In the cases against the finance companies, the vast majority are linked to their court case as the loan was brokered by the sales staff, certain aspects are, to say the least, dubious. BPF and the FCA have always asked for “Court Judgements” of the case, as they are not named in the case which is a separate issue, they deny responsibility. So begins the long road to appeals with the FOS.

So using Section 75 is not the easy solution that it is made out to be, it is fraught with rejections, appeals and counter appeals, taking up a lot of time and effort and can take several years, but I hear you say it’s on a “no win, no fee” basis.
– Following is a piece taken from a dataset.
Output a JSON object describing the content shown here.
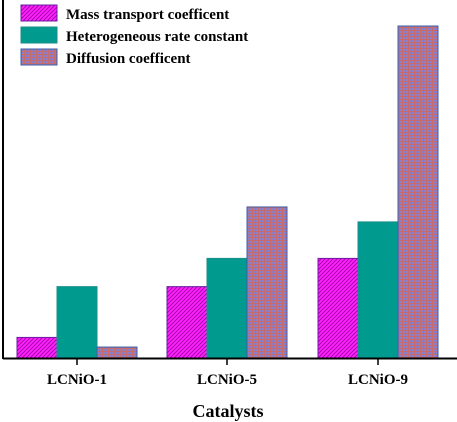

Is it?

In order for you to get the “no win, no fee claim”, the package will include your “exit”, which you will pay for in advance, even if you say that you got rid of yours years ago. The answer is always the same, no you didn’t, you were not legally relinquished.
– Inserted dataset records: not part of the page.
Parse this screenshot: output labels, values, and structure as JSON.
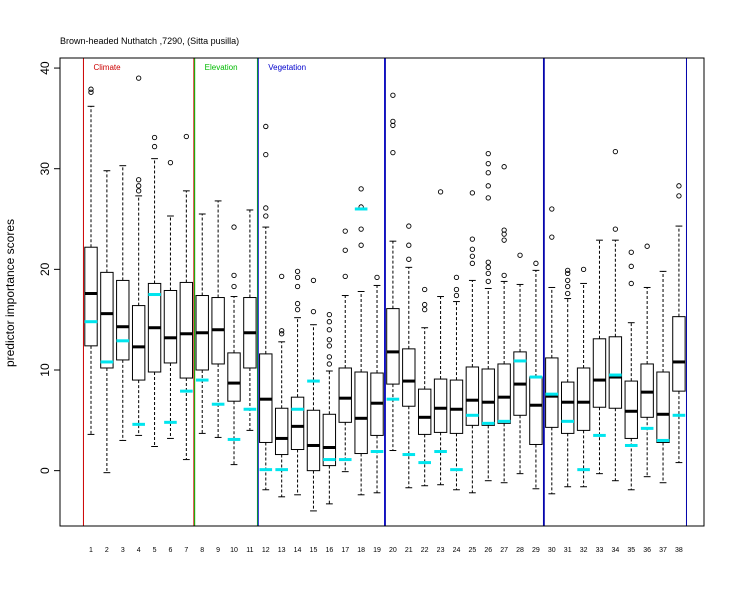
{
  "chart_data": {
    "type": "boxplot",
    "title": "Brown-headed Nuthatch ,7290, (Sitta pusilla)",
    "xlabel": "",
    "ylabel": "predictor importance scores",
    "ylim": [
      -5.5,
      41
    ],
    "yticks": [
      0,
      10,
      20,
      30,
      40
    ],
    "grid": false,
    "categories": [
      "1",
      "2",
      "3",
      "4",
      "5",
      "6",
      "7",
      "8",
      "9",
      "10",
      "11",
      "12",
      "13",
      "14",
      "15",
      "16",
      "17",
      "18",
      "19",
      "20",
      "21",
      "22",
      "23",
      "24",
      "25",
      "26",
      "27",
      "28",
      "29",
      "30",
      "31",
      "32",
      "33",
      "34",
      "35",
      "36",
      "37",
      "38"
    ],
    "groups": [
      {
        "label": "Climate",
        "color": "#cc0000",
        "start": 1,
        "end": 7
      },
      {
        "label": "Elevation",
        "color": "#00bb00",
        "start": 8,
        "end": 11
      },
      {
        "label": "Vegetation",
        "color": "#0000cc",
        "start": 12,
        "end": 19
      },
      {
        "label": "",
        "color": "#0000aa",
        "start": 20,
        "end": 29
      },
      {
        "label": "",
        "color": "#0000aa",
        "start": 30,
        "end": 38
      }
    ],
    "marker_color": "#00e5ee",
    "boxes": [
      {
        "x": "1",
        "low": 3.6,
        "q1": 12.4,
        "median": 17.6,
        "q3": 22.2,
        "high": 36.2,
        "outliers": [
          37.6,
          37.9
        ],
        "marker": 14.8
      },
      {
        "x": "2",
        "low": -0.2,
        "q1": 10.2,
        "median": 15.6,
        "q3": 19.7,
        "high": 29.8,
        "outliers": [],
        "marker": 10.8
      },
      {
        "x": "3",
        "low": 3.0,
        "q1": 11.0,
        "median": 14.3,
        "q3": 18.9,
        "high": 30.3,
        "outliers": [],
        "marker": 12.9
      },
      {
        "x": "4",
        "low": 3.5,
        "q1": 9.0,
        "median": 12.3,
        "q3": 16.4,
        "high": 27.3,
        "outliers": [
          27.8,
          28.3,
          28.9,
          39.0
        ],
        "marker": 4.6
      },
      {
        "x": "5",
        "low": 2.4,
        "q1": 9.8,
        "median": 14.2,
        "q3": 18.6,
        "high": 31.0,
        "outliers": [
          32.2,
          33.1
        ],
        "marker": 17.5
      },
      {
        "x": "6",
        "low": 3.2,
        "q1": 10.7,
        "median": 13.2,
        "q3": 17.9,
        "high": 25.3,
        "outliers": [
          30.6
        ],
        "marker": 4.8
      },
      {
        "x": "7",
        "low": 1.1,
        "q1": 9.2,
        "median": 13.6,
        "q3": 18.7,
        "high": 27.8,
        "outliers": [
          33.2
        ],
        "marker": 7.9
      },
      {
        "x": "8",
        "low": 3.7,
        "q1": 10.0,
        "median": 13.7,
        "q3": 17.4,
        "high": 25.5,
        "outliers": [],
        "marker": 9.0
      },
      {
        "x": "9",
        "low": 3.3,
        "q1": 10.6,
        "median": 14.0,
        "q3": 17.2,
        "high": 26.8,
        "outliers": [],
        "marker": 6.6
      },
      {
        "x": "10",
        "low": 0.6,
        "q1": 6.9,
        "median": 8.7,
        "q3": 11.7,
        "high": 17.3,
        "outliers": [
          18.3,
          19.4,
          24.2
        ],
        "marker": 3.1
      },
      {
        "x": "11",
        "low": 4.0,
        "q1": 10.2,
        "median": 13.7,
        "q3": 17.2,
        "high": 25.9,
        "outliers": [],
        "marker": 6.1
      },
      {
        "x": "12",
        "low": -1.9,
        "q1": 2.8,
        "median": 7.1,
        "q3": 11.6,
        "high": 24.2,
        "outliers": [
          25.3,
          26.1,
          31.4,
          34.2
        ],
        "marker": 0.1
      },
      {
        "x": "13",
        "low": -2.6,
        "q1": 1.6,
        "median": 3.2,
        "q3": 6.2,
        "high": 12.8,
        "outliers": [
          13.6,
          13.9,
          19.3
        ],
        "marker": 0.1
      },
      {
        "x": "14",
        "low": -2.4,
        "q1": 2.1,
        "median": 4.4,
        "q3": 7.3,
        "high": 15.2,
        "outliers": [
          16.0,
          16.6,
          18.3,
          19.2,
          19.8
        ],
        "marker": 6.1
      },
      {
        "x": "15",
        "low": -4.0,
        "q1": 0.0,
        "median": 2.5,
        "q3": 6.0,
        "high": 14.5,
        "outliers": [
          15.8,
          18.9
        ],
        "marker": 8.9
      },
      {
        "x": "16",
        "low": -3.3,
        "q1": 0.5,
        "median": 2.3,
        "q3": 5.6,
        "high": 9.9,
        "outliers": [
          10.6,
          11.3,
          12.4,
          13.0,
          14.0,
          14.8,
          15.5
        ],
        "marker": 1.1
      },
      {
        "x": "17",
        "low": -0.1,
        "q1": 4.8,
        "median": 7.2,
        "q3": 10.2,
        "high": 17.4,
        "outliers": [
          19.3,
          21.9,
          23.8
        ],
        "marker": 1.1
      },
      {
        "x": "18",
        "low": -2.4,
        "q1": 1.7,
        "median": 5.2,
        "q3": 9.8,
        "high": 17.8,
        "outliers": [
          22.4,
          24.0,
          26.2,
          28.0
        ],
        "marker": 26.0
      },
      {
        "x": "19",
        "low": -2.2,
        "q1": 3.5,
        "median": 6.7,
        "q3": 9.7,
        "high": 18.4,
        "outliers": [
          19.2
        ],
        "marker": 1.9
      },
      {
        "x": "20",
        "low": 2.0,
        "q1": 8.6,
        "median": 11.8,
        "q3": 16.1,
        "high": 22.8,
        "outliers": [
          31.6,
          34.3,
          34.7,
          37.3
        ],
        "marker": 7.1
      },
      {
        "x": "21",
        "low": -1.7,
        "q1": 6.4,
        "median": 8.9,
        "q3": 12.1,
        "high": 20.2,
        "outliers": [
          21.0,
          22.4,
          24.3
        ],
        "marker": 1.6
      },
      {
        "x": "22",
        "low": -1.5,
        "q1": 3.6,
        "median": 5.3,
        "q3": 8.1,
        "high": 14.2,
        "outliers": [
          16.0,
          16.5,
          18.0
        ],
        "marker": 0.8
      },
      {
        "x": "23",
        "low": -1.4,
        "q1": 3.8,
        "median": 6.2,
        "q3": 9.1,
        "high": 17.3,
        "outliers": [
          27.7
        ],
        "marker": 1.9
      },
      {
        "x": "24",
        "low": -1.9,
        "q1": 3.7,
        "median": 6.1,
        "q3": 9.0,
        "high": 16.8,
        "outliers": [
          17.4,
          18.0,
          19.2
        ],
        "marker": 0.1
      },
      {
        "x": "25",
        "low": -2.2,
        "q1": 4.5,
        "median": 7.0,
        "q3": 10.3,
        "high": 18.9,
        "outliers": [
          20.6,
          21.3,
          22.0,
          23.0,
          27.6
        ],
        "marker": 5.5
      },
      {
        "x": "26",
        "low": -1.0,
        "q1": 4.5,
        "median": 6.8,
        "q3": 10.1,
        "high": 18.1,
        "outliers": [
          18.8,
          19.6,
          20.2,
          20.7,
          27.1,
          28.3,
          29.6,
          30.5,
          31.5
        ],
        "marker": 4.7
      },
      {
        "x": "27",
        "low": -1.2,
        "q1": 4.7,
        "median": 7.3,
        "q3": 10.6,
        "high": 18.8,
        "outliers": [
          19.4,
          22.9,
          23.5,
          23.9,
          30.2
        ],
        "marker": 4.9
      },
      {
        "x": "28",
        "low": -0.3,
        "q1": 5.5,
        "median": 8.6,
        "q3": 11.8,
        "high": 18.5,
        "outliers": [
          21.4
        ],
        "marker": 10.9
      },
      {
        "x": "29",
        "low": -1.8,
        "q1": 2.6,
        "median": 6.5,
        "q3": 9.3,
        "high": 19.9,
        "outliers": [
          20.6
        ],
        "marker": 9.3
      },
      {
        "x": "30",
        "low": -2.3,
        "q1": 4.3,
        "median": 7.4,
        "q3": 11.2,
        "high": 18.2,
        "outliers": [
          23.2,
          26.0
        ],
        "marker": 7.6
      },
      {
        "x": "31",
        "low": -1.6,
        "q1": 3.7,
        "median": 6.8,
        "q3": 8.8,
        "high": 17.1,
        "outliers": [
          17.6,
          18.3,
          18.9,
          19.6,
          19.9
        ],
        "marker": 4.9
      },
      {
        "x": "32",
        "low": -1.6,
        "q1": 4.0,
        "median": 6.8,
        "q3": 10.2,
        "high": 18.6,
        "outliers": [
          20.0
        ],
        "marker": 0.1
      },
      {
        "x": "33",
        "low": -0.3,
        "q1": 6.3,
        "median": 9.0,
        "q3": 13.1,
        "high": 22.9,
        "outliers": [],
        "marker": 3.5
      },
      {
        "x": "34",
        "low": -1.0,
        "q1": 6.2,
        "median": 9.3,
        "q3": 13.3,
        "high": 22.9,
        "outliers": [
          24.0,
          31.7
        ],
        "marker": 9.5
      },
      {
        "x": "35",
        "low": -1.9,
        "q1": 3.2,
        "median": 5.9,
        "q3": 8.9,
        "high": 14.7,
        "outliers": [
          18.6,
          20.3,
          21.7
        ],
        "marker": 2.5
      },
      {
        "x": "36",
        "low": -0.6,
        "q1": 5.3,
        "median": 7.8,
        "q3": 10.6,
        "high": 18.2,
        "outliers": [
          22.3
        ],
        "marker": 4.2
      },
      {
        "x": "37",
        "low": -1.2,
        "q1": 2.8,
        "median": 5.6,
        "q3": 9.8,
        "high": 19.8,
        "outliers": [],
        "marker": 3.0
      },
      {
        "x": "38",
        "low": 0.8,
        "q1": 7.9,
        "median": 10.8,
        "q3": 15.3,
        "high": 24.3,
        "outliers": [
          27.3,
          28.3
        ],
        "marker": 5.5
      }
    ]
  }
}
Another part of the Credit Consumer Act 1974 is little known, Sections 140A & 140B, which covers “unfair relationship”. At first glance it looks like it could be a very good route, after all, you can’t get a relationship any more unfair than a timeshare salesman also selling the finance?
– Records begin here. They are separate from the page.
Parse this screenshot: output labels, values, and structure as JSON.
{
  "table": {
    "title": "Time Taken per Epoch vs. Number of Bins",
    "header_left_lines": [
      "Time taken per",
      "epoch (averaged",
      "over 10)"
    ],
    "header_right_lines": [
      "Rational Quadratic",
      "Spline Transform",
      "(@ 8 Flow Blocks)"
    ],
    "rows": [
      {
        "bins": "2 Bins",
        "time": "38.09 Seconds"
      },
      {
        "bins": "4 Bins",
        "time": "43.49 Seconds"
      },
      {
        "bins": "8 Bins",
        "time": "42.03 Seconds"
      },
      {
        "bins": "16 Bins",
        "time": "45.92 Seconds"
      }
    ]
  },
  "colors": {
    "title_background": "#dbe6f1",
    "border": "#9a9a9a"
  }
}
This particular section of the CCA appears to have to become more popular by many cold callers, again as above on a no win no fee basis, with mention of a lawyer working on your case for the exit and the claim. Now, this is where you will need to be careful with what you are told.

Sections 140A & 140B from our research are primarily used in court, which requires a trial to determine if the case does fall under “unfair relationship”, unlike Section 75.

During a quick search on this subject the following links were found, both very clearly show that this area is not simple and is unlikely to resolve your case quickly. The second of the two links explain the situation very well and includes references to other cases.



Link to legislation


Just from this information alone, you can see this is a specialised field with probably few law firms with the capacity to succeed, just like timeshare litigation. It is not going to be quick and it is certainly not going to be cheap.

So ask yourself:

  • How can they do this on a “no win, no fee basis”?
  • Is the lawyer registered to bring cases such as this in the UK?
  • Are the firm and lawyer experienced and competent in this field?
  • Can they show any case evidence (publicly available not just client testimonials)?

Just some of the questions you should be asking when looking into this area of timeshare, don’t go by the flash websites with all the accreditations by regulatory bodies, many of these are purchased with membership to that particular organisation. The fakes will add them to their websites anyway.

These are all options that are open to you, it is just a matter of who you choose to do it all for you, not an easy task, but we hope we have got you thinking.

If you have any comments on this or any article, please place them on the relevant article, for enquiries and personal questions please use the contact page.



  1. Jeanie Fitch

    I’m after some advise about relinquishing my timeshare. I have paid ECC and M1 Legal money to legally end my timeshare etc. Are they a legitimate company? I have several calls from “Fraud Advisory”, informing that they are know “scammers” and that I need to contact my bank and raise a section 75.
    Help! You just don’t know who to believe. I need URGENT advise please.

    1. Timeshare Insider

      Fraud Advisory is most definately a scam operation, try searching the name. ECC & M1 Legal are legitimate, M1 Legal has many successful cases under their belt. A full email has been sent.